In a New Year address to BMA members, Professor Philip Banfield, Chair of Council, said the health service would not be able to cope if so many doctors left and called on members to “get organised”. 

He said that a ballot for industrial action would go ahead on January 9.

'The situation is severe'

If passed, junior doctors would join nurses and ambulance drivers taking to the picket lines, creating more chaos for the health service.

Prof Banfield said: “The situation is severe. A third of junior doctors are planning to work in another country, four in 10 say that as soon as they can find another job they leave the NHS, the health service simply will not be able to cope.

“We won't stand by while our country gets sicker. We will not tolerate the chaos that we contend with every day at work or acquiesce to those looking to slash pay and drive down living standards.

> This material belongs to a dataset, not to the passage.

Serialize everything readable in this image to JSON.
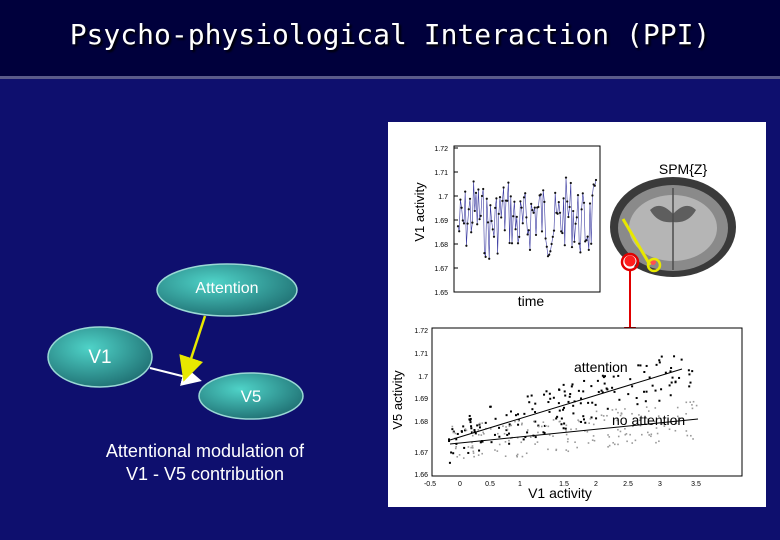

“For decades the NHS was the envy of the world. We haven't given up on that. We haven't given up on the future where patients can expect the very best care where they don't need to worry about whether an ambulance will show up or if they will be left vulnerable in a hospital corridor.”

The BMA said that junior doctors had faced some of the steepest cuts to their pay of any public sector worker over the last fifteen years, with their pay falling by more than a quarter in real terms since 2008/09.

A recent survey by the BMA found that junior doctors are cutting back on buying food and heating their homes to help make ends meet.

The BMA is calling for increases of 26 per cent and the union has said it is likely doctors will strike unless their demands are met.

BMA 'on another planet'

However Wes Streeting, the shadow health secretary, has accused the BMA of being "on another planet" and told The Telegraph he would not hesitate to take on unions holding back the cause of patients, singling out the BMA for being "hostile" to the idea that patients should expect better standards.

In 2016, junior doctors took part in four waves of strike action with the first general strike across the NHS, ultimately including withdrawal of emergency cover

The strikes, which saw the cancellation of around 300,000 outpatient appointments, ended badly for the BMA with the resignation of the then chairman of junior doctors after union members rejected an amended deal.

But the BMA said if their calls were ignored increasing numbers of doctors would walk away from the NHS.

Dr Vivek Trivedi, co-chair of the BMA junior doctors committee, said: “These figures are hugely concerning. If our government doesn’t act now, it doesn’t take a genius to see where this will lead: an exodus of junior doctors to foreign countries, with the ones who stay in the NHS facing an ever-increasing workload - until they feel they have no option but to leave too or get burnt out.

“If the government wants ‘move to Australia’ to stay off the New Year’s resolution lists of junior doctors this year, it is going to have to start by reversing the 26 per cent real terms pay cut they have endured since 2008 – or at the very least start speaking with us and stop ignoring our repeated calls to address our pay.”